D’avril 1764 (date des premières attaques attribuées à la bête) au mois de juin 1767, des centaines d’enfants, d’adolescents, de jeunes femmes (et même de vaillants paysans adultes) vont être attaqués par cet animal qui ressemble à un gros loup mais agit très différemment de ce dernier, et qui tuera au total selon les estimations entre 80 et 130 personnes (et en blessera des centaines d’autres).
Si l’énigme de la bête du Gévaudan divise les historiens quant à la nature exacte de la Bête (un ou plusieurs loups anthropophages ? une hyène ? un hybride chien-loup ?), l’affaire a pris des proportions peu connues aujourd’hui, mais qui ont laissé un profond traumatisme chez les hommes de ces terres à la vie rude, qui comptent alors parmi les plus reculées des provinces du royaume de France (au point que lorsque l’écrivain Stevenson traversera le pays en 1878, de nombreux paysans refusent encore de sortir dehors la nuit…).
Les gigantesques battues menées par les habitants, chasseurs et soldats à l’époque comptent parmi les plus importantes de l’Histoire.

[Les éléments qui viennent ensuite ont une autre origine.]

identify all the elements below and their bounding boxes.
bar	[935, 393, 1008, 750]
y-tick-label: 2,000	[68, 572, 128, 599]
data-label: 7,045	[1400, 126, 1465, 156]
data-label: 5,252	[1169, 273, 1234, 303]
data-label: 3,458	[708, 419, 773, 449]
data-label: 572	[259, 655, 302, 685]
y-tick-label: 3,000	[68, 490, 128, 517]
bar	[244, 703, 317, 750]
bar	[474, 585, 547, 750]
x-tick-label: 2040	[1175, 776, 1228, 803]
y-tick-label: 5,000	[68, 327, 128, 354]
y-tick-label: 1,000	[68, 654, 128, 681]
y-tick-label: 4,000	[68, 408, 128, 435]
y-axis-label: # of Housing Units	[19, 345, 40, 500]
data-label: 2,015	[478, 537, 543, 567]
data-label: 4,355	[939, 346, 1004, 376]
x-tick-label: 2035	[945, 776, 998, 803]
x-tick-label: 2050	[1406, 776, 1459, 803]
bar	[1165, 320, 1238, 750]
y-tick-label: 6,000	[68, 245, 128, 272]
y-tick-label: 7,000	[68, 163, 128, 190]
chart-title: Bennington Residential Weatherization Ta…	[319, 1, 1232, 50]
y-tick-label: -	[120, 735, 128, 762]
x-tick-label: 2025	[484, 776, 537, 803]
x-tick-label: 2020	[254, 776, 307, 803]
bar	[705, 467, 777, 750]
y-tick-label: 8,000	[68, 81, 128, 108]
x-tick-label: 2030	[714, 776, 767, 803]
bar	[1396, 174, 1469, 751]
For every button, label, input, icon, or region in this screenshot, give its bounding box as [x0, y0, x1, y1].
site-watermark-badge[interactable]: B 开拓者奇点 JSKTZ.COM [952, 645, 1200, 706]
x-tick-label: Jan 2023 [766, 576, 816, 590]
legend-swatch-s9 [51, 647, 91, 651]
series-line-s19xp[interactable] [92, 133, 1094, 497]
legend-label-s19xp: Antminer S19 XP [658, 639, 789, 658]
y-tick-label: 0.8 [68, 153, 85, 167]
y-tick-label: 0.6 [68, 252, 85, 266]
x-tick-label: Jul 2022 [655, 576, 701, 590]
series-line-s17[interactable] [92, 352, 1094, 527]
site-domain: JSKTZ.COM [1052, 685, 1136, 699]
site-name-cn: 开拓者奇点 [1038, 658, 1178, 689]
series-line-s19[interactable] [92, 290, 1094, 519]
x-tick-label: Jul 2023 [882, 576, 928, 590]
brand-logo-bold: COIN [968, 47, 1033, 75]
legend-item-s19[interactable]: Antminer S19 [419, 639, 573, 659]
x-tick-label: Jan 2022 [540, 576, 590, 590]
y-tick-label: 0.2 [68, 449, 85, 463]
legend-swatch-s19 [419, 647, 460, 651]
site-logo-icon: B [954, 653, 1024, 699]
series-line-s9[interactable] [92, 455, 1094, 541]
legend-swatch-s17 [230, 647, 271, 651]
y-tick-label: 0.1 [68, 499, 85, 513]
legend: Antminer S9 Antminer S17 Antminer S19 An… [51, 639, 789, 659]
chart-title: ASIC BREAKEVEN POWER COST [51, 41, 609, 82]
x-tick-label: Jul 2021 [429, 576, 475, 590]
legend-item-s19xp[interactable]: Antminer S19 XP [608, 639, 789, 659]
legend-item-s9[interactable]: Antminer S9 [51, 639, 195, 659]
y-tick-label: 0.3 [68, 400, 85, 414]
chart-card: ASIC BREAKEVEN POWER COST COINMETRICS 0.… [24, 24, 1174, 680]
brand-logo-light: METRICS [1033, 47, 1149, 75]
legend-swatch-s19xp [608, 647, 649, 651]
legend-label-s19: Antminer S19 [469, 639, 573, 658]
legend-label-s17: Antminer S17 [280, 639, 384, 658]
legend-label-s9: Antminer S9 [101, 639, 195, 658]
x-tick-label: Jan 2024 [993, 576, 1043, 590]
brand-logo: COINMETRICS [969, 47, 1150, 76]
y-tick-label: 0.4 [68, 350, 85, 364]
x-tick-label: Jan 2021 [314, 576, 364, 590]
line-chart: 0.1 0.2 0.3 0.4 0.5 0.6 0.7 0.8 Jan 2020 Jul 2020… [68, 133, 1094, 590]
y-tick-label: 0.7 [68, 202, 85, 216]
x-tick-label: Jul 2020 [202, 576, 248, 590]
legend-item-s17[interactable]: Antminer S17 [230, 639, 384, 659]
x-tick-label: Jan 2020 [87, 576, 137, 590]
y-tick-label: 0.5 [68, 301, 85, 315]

L’affaire prendra également des proportions nationales quand le meilleur louvetier du Royaume, puis l’envoyé personnel du roi Louis XV, seront dépêchés sur place pour tenter de résoudre l’affaire, et s’y casseront les dents…
En 2020, de passage en Lozère, j’eus pour la première fois l’occasion de réaliser une petite virée sur plusieurs lieux emblématiques de l’histoire de la Bête : les nombreuses sculptures érigées en son honneur, ses différents musées, le village de l’homme qui aurait tué définitivement la Bête, ainsi qu’une randonnée dans la forêt où la Bête avait son repaire et fut tuée lors d’une ultime battue (randonnée d’ailleurs réalisée un drôle d’après-midi d’orage du mois d’août, dans un temps de fin de monde qui m’avait alors sacrément bien mis dans l’ambiance…).
Fort de nombreuses lectures et voyages sur les lieux de l’affaire, je me propose ainsi de vous ramener 260 ans en arrière, au cœur de cette histoire légendaire… (via une riche fresque historique – rythmée en quatre parties – qui constituera également l’occasion d’une profonde et passionnante immersion dans la condition paysanne et société de l’Ancien Régime, un univers social et politique si méconnu et différent de la France d’aujourd’hui…). Bonne lecture !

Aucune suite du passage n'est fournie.